Zwei Entwürfe, die das Potenzial von Wissenstransfer aufzeigen

Susanna Koeberle
27. April 2022
Die Ausstellung «Al13» zeigt die Möglichkeiten auf, die der Aluminiumsandguss im Möbeldesign eröffnet. (Foto: Susanna Koeberle)

 

Das Material Aluminium hat in der Schweizer Designgeschichte Tradition. Bekannt ist etwa der legendäre «Landi-Stuhl» (1939) von Hans Coray. Dass Aluminium hierzulande schon früh in der Industrie verwendet wurde, hängt historisch damit zusammen, dass die Schweiz bereits Anfang des 20. Jahrhunderts elektrifiziert wurde. Aluminium kommt in der Natur quasi nur in chemisch gebundener Form vor und ist in der Gewinnung äusserst energieaufwendig.
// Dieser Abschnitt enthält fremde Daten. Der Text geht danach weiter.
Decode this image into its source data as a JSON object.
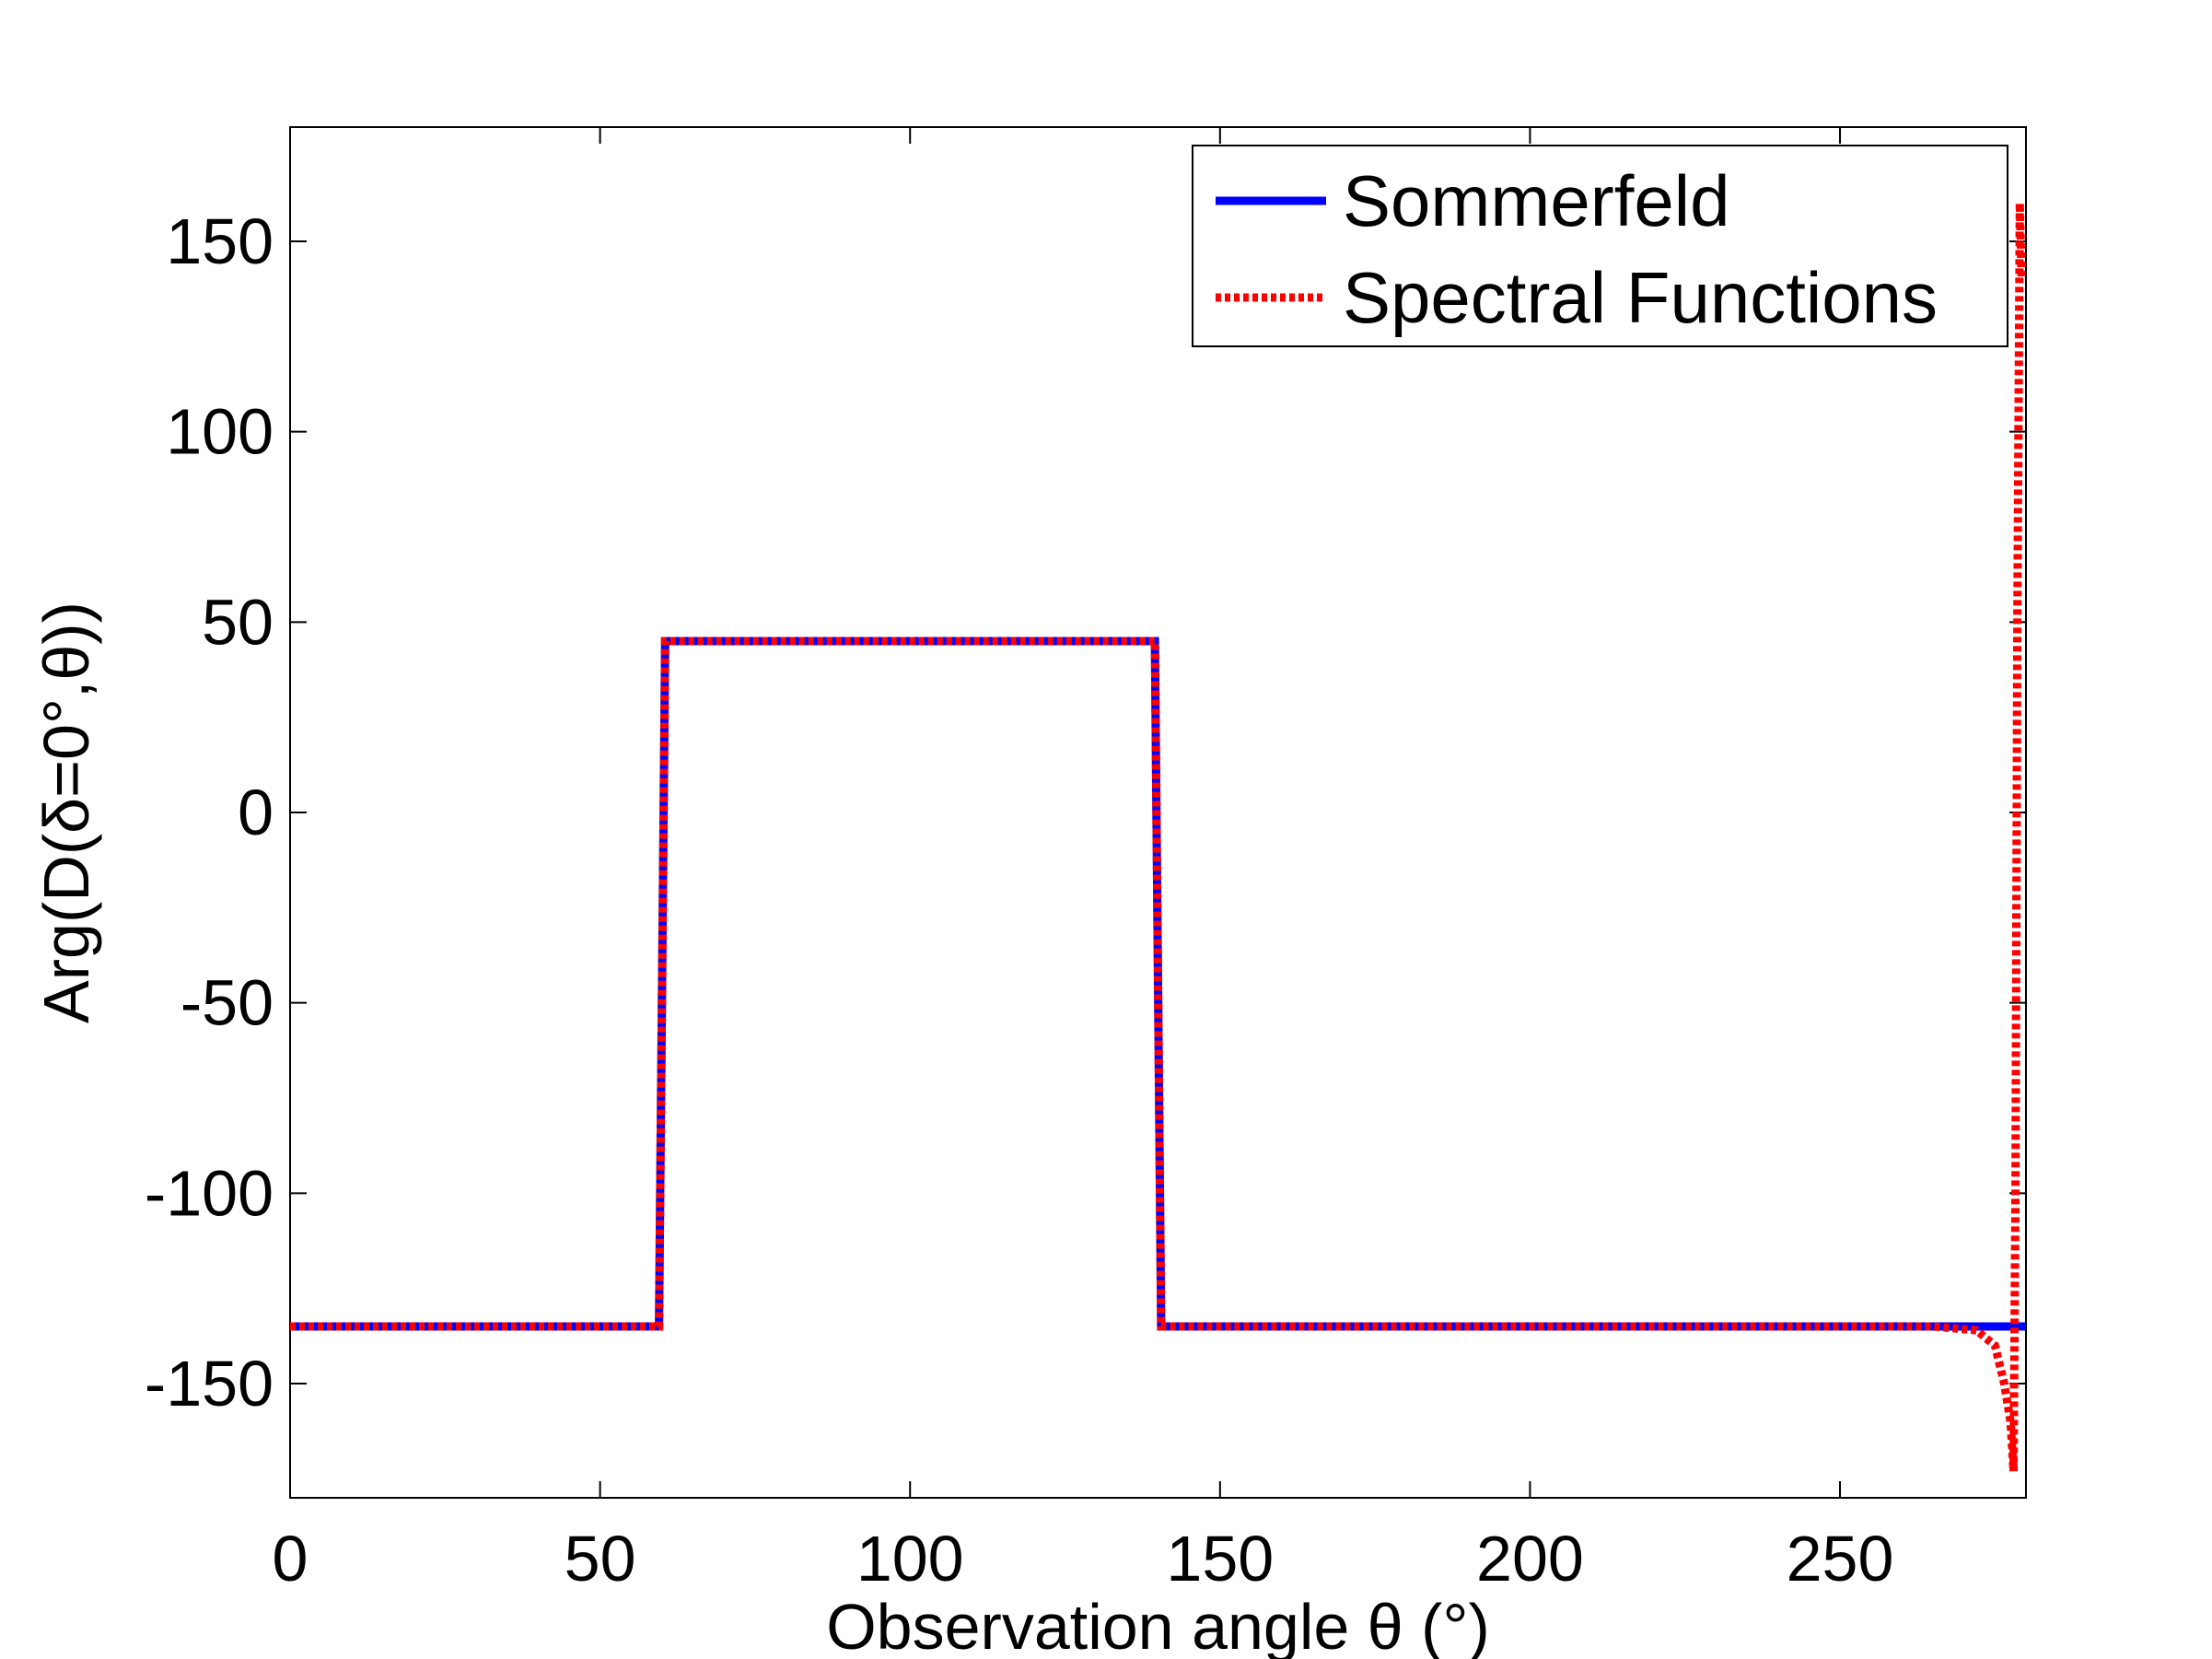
{
  "chart_data": {
    "type": "line",
    "xlabel": "Observation angle θ (°)",
    "ylabel": "Arg(D(δ=0°,θ))",
    "xlim": [
      0,
      280
    ],
    "ylim": [
      -180,
      180
    ],
    "xticks": [
      0,
      50,
      100,
      150,
      200,
      250
    ],
    "yticks": [
      150,
      100,
      50,
      0,
      -50,
      -100,
      -150
    ],
    "xtick_labels": [
      "0",
      "50",
      "100",
      "150",
      "200",
      "250"
    ],
    "ytick_labels": [
      "150",
      "100",
      "50",
      "0",
      "-50",
      "-100",
      "-150"
    ],
    "grid": false,
    "legend_position": "top-right",
    "series": [
      {
        "name": "Sommerfeld",
        "color": "#0000ff",
        "style": "solid",
        "x": [
          0,
          59.5,
          60.5,
          139.5,
          140.5,
          280
        ],
        "y": [
          -135,
          -135,
          45,
          45,
          -135,
          -135
        ]
      },
      {
        "name": "Spectral Functions",
        "color": "#ff0000",
        "style": "dotted",
        "x": [
          0,
          59.5,
          60.5,
          139.5,
          140.5,
          265,
          272,
          275,
          276.5,
          277.5,
          278,
          278.3,
          278.6,
          279,
          279.3
        ],
        "y": [
          -135,
          -135,
          45,
          45,
          -135,
          -135,
          -136,
          -140,
          -150,
          -160,
          -173,
          -100,
          50,
          160,
          140
        ]
      }
    ]
  }
}
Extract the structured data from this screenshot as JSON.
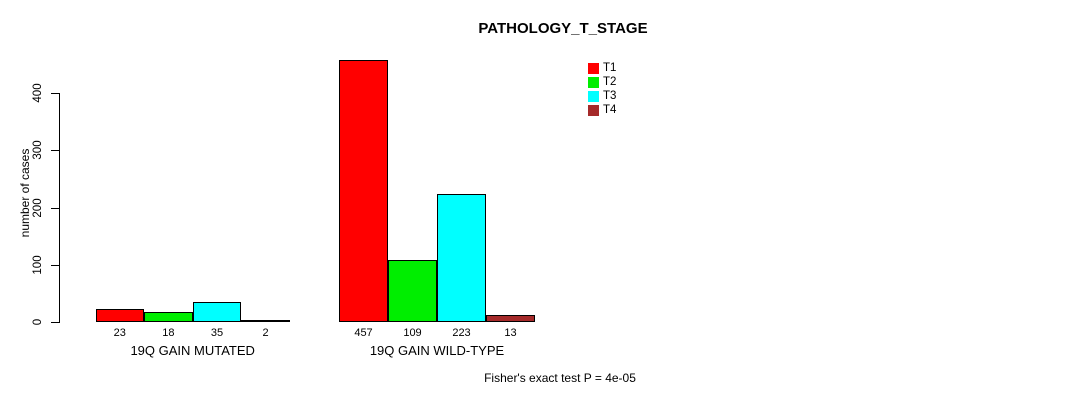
{
  "chart_data": {
    "type": "bar",
    "title": "PATHOLOGY_T_STAGE",
    "ylabel": "number of cases",
    "xlabel": "",
    "categories": [
      "19Q GAIN MUTATED",
      "19Q GAIN WILD-TYPE"
    ],
    "series": [
      {
        "name": "T1",
        "color": "#ff0000",
        "values": [
          23,
          457
        ]
      },
      {
        "name": "T2",
        "color": "#00ee00",
        "values": [
          18,
          109
        ]
      },
      {
        "name": "T3",
        "color": "#00ffff",
        "values": [
          35,
          223
        ]
      },
      {
        "name": "T4",
        "color": "#a52a2a",
        "values": [
          2,
          13
        ]
      }
    ],
    "bar_value_labels": [
      [
        "23",
        "18",
        "35",
        "2"
      ],
      [
        "457",
        "109",
        "223",
        "13"
      ]
    ],
    "yticks": [
      "0",
      "100",
      "200",
      "300",
      "400"
    ],
    "ylim": [
      0,
      400
    ],
    "grid": false,
    "legend_position": "upper-right-inside",
    "legend_entries": [
      "T1",
      "T2",
      "T3",
      "T4"
    ],
    "annotation": "Fisher's exact test P = 4e-05"
  }
}
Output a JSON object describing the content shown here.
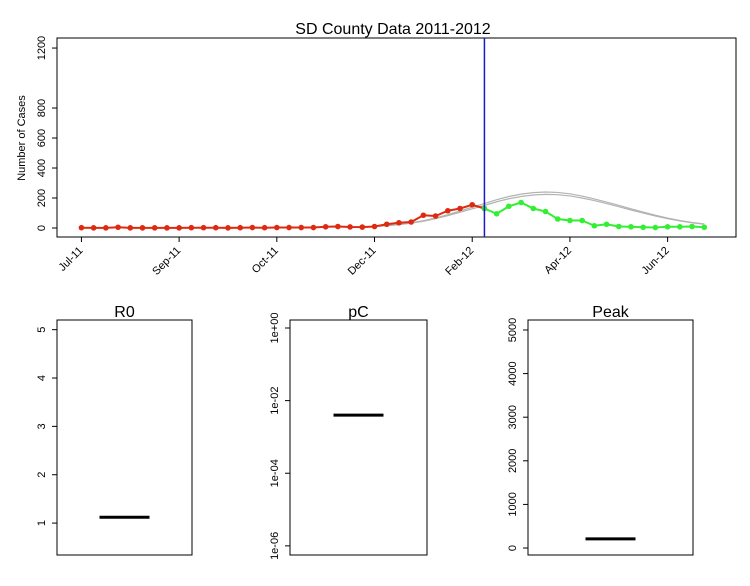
{
  "chart_data": [
    {
      "type": "line",
      "title": "SD County Data 2011-2012",
      "y_label": "Number of Cases",
      "x": [
        0,
        1,
        2,
        3,
        4,
        5,
        6,
        7,
        8,
        9,
        10,
        11,
        12,
        13,
        14,
        15,
        16,
        17,
        18,
        19,
        20,
        21,
        22,
        23,
        24,
        25,
        26,
        27,
        28,
        29,
        30,
        31,
        32,
        33,
        34,
        35,
        36,
        37,
        38,
        39,
        40,
        41,
        42,
        43,
        44,
        45,
        46,
        47,
        48,
        49,
        50,
        51
      ],
      "xlim": [
        -2,
        53.6
      ],
      "xticks": [
        {
          "value": 0,
          "label": "Jul-11"
        },
        {
          "value": 8,
          "label": "Sep-11"
        },
        {
          "value": 16,
          "label": "Oct-11"
        },
        {
          "value": 24,
          "label": "Dec-11"
        },
        {
          "value": 32,
          "label": "Feb-12"
        },
        {
          "value": 40,
          "label": "Apr-12"
        },
        {
          "value": 48,
          "label": "Jun-12"
        }
      ],
      "ylim": [
        -60,
        1267
      ],
      "yticks": [
        0,
        200,
        400,
        600,
        800,
        1200
      ],
      "vline_x": 33,
      "vline_color": "#1a1acc",
      "series": [
        {
          "color": "#b3b3b3",
          "markers": false,
          "values": [
            null,
            null,
            null,
            null,
            null,
            null,
            null,
            null,
            null,
            null,
            null,
            null,
            null,
            null,
            null,
            null,
            null,
            null,
            null,
            null,
            null,
            null,
            null,
            null,
            10,
            15,
            22,
            32,
            45,
            62,
            82,
            105,
            128,
            150,
            175,
            195,
            210,
            220,
            224,
            222,
            214,
            200,
            183,
            163,
            142,
            120,
            100,
            80,
            62,
            47,
            35,
            25
          ]
        },
        {
          "color": "#b3b3b3",
          "markers": false,
          "values": [
            null,
            null,
            null,
            null,
            null,
            null,
            null,
            null,
            null,
            null,
            null,
            null,
            null,
            null,
            null,
            null,
            null,
            null,
            null,
            null,
            null,
            null,
            null,
            null,
            10,
            16,
            24,
            35,
            49,
            67,
            89,
            114,
            139,
            163,
            189,
            210,
            226,
            236,
            240,
            237,
            228,
            213,
            194,
            173,
            151,
            128,
            106,
            85,
            66,
            50,
            37,
            27
          ]
        },
        {
          "color": "#dd2a10",
          "markers": true,
          "values": [
            2,
            1,
            1,
            5,
            1,
            1,
            1,
            1,
            1,
            2,
            2,
            2,
            1,
            2,
            3,
            2,
            3,
            3,
            3,
            3,
            8,
            10,
            7,
            6,
            10,
            25,
            35,
            40,
            85,
            80,
            115,
            130,
            155,
            130,
            null,
            null,
            null,
            null,
            null,
            null,
            null,
            null,
            null,
            null,
            null,
            null,
            null,
            null,
            null,
            null,
            null,
            null
          ]
        },
        {
          "color": "#33ee33",
          "markers": true,
          "values": [
            null,
            null,
            null,
            null,
            null,
            null,
            null,
            null,
            null,
            null,
            null,
            null,
            null,
            null,
            null,
            null,
            null,
            null,
            null,
            null,
            null,
            null,
            null,
            null,
            null,
            null,
            null,
            null,
            null,
            null,
            null,
            null,
            null,
            130,
            95,
            145,
            170,
            130,
            110,
            60,
            50,
            50,
            15,
            25,
            10,
            8,
            5,
            3,
            8,
            8,
            10,
            5
          ]
        }
      ]
    },
    {
      "type": "box",
      "title": "R0",
      "median": 1.12,
      "ylim": [
        0.34,
        5.2
      ],
      "yticks": [
        1,
        2,
        3,
        4,
        5
      ]
    },
    {
      "type": "box",
      "title": "pC",
      "median": 0.004,
      "log_scale": true,
      "ylim": [
        5.6e-07,
        1.66
      ],
      "yticks": [
        {
          "value": 1e-06,
          "label": "1e-06"
        },
        {
          "value": 0.0001,
          "label": "1e-04"
        },
        {
          "value": 0.01,
          "label": "1e-02"
        },
        {
          "value": 1,
          "label": "1e+00"
        }
      ]
    },
    {
      "type": "box",
      "title": "Peak",
      "median": 210,
      "ylim": [
        -160,
        5229
      ],
      "yticks": [
        0,
        1000,
        2000,
        3000,
        4000,
        5000
      ]
    }
  ]
}
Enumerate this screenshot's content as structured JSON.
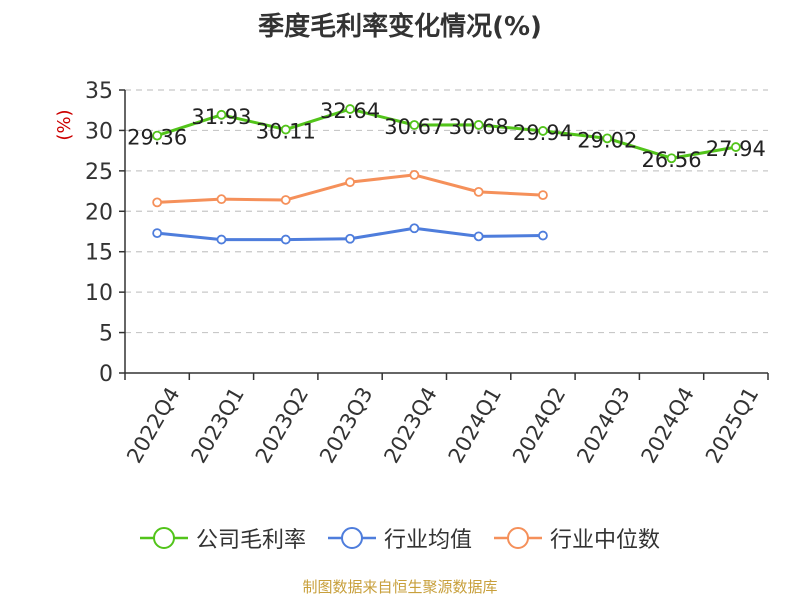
{
  "chart_data": {
    "type": "line",
    "title": "季度毛利率变化情况(%)",
    "ylabel": "(%)",
    "ylim": [
      0,
      35
    ],
    "yticks": [
      "0",
      "5",
      "10",
      "15",
      "20",
      "25",
      "30",
      "35"
    ],
    "categories": [
      "2022Q4",
      "2023Q1",
      "2023Q2",
      "2023Q3",
      "2023Q4",
      "2024Q1",
      "2024Q2",
      "2024Q3",
      "2024Q4",
      "2025Q1"
    ],
    "series": [
      {
        "name": "公司毛利率",
        "color": "#52c41a",
        "labeled": true,
        "values": [
          29.36,
          31.93,
          30.11,
          32.64,
          30.67,
          30.68,
          29.94,
          29.02,
          26.56,
          27.94
        ]
      },
      {
        "name": "行业均值",
        "color": "#4e7ddc",
        "labeled": false,
        "values": [
          17.3,
          16.5,
          16.5,
          16.6,
          17.9,
          16.9,
          17.0,
          null,
          null,
          null
        ]
      },
      {
        "name": "行业中位数",
        "color": "#f5905a",
        "labeled": false,
        "values": [
          21.1,
          21.5,
          21.4,
          23.6,
          24.5,
          22.4,
          22.0,
          null,
          null,
          null
        ]
      }
    ],
    "grid": true,
    "legend_position": "bottom"
  },
  "source": "制图数据来自恒生聚源数据库"
}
Während das durch Schmelzflusselektrolyse gewonnene Primäraluminium einen sehr grossen ökologischen Fussabdruck besitzt, ist recyceltes Aluminium deutlich umweltfreundlicher. Es überwiegen somit die positiven Eigenschaften des Leichtmetalls wie hohe Festigkeit bei geringem Gewicht, gute Formbarkeit, Korrosionsbeständigkeit, Leitfähigkeit für Elektrizität und Wärme, gesundheitliche Unbedenklichkeit sowie eben Wiederverwendbarkeit.

 

Recyceltes Aluminium in Barrenform. (Foto: Susanna Koeberle)

Ihr Interesse an diesem Werkstoff und seiner Geschichte vertieften die beiden Designer Moritz Schmid und Ville Kokkonen durch eine praxisorientierte Recherche. Der Architekt Heinz Caflisch von der Galerie Okro, mit dem Schmid schon mehrfach zusammengearbeitet hatte, brachte die beiden Designer mit Florian Christen von der Firma Christenguss zusammen. Das in vierter Generation geführte Familienunternehmen produziert vorwiegend Komponenten für Maschinen und für das Bauwesen, bekundete jedoch Interesse an einer Zusammenarbeit mit Designschaffenden. Spannend an den Herstellungsprozessen des Spezialisten ist die Verbindung von moderner Technologie mit archaischem Handwerk und Know-how. Die Gussformen bei Christenguss werden mithilfe eines 3D-Druckers direkt im Sand produziert, was die Entwicklung der einzelnen Prototypen wesentlich vereinfacht. Schmid und Kokkonen waren nicht nur  durch das Aluminium per se fasziniert, sondern auch durch seine dem Sandguss geschuldete haptische Oberfläche. Ihre beiden Sitzmöbelentwürfe machen sowohl die Besonderheiten des Materials als auch konstruktive Merkmale der Herstellung auf unterschiedliche Weise sichtbar.

 

Die Sitzschale des Stuhls von Moritz Schmid besteht aus zwei Teilen. (Foto: Susanna Koeberle)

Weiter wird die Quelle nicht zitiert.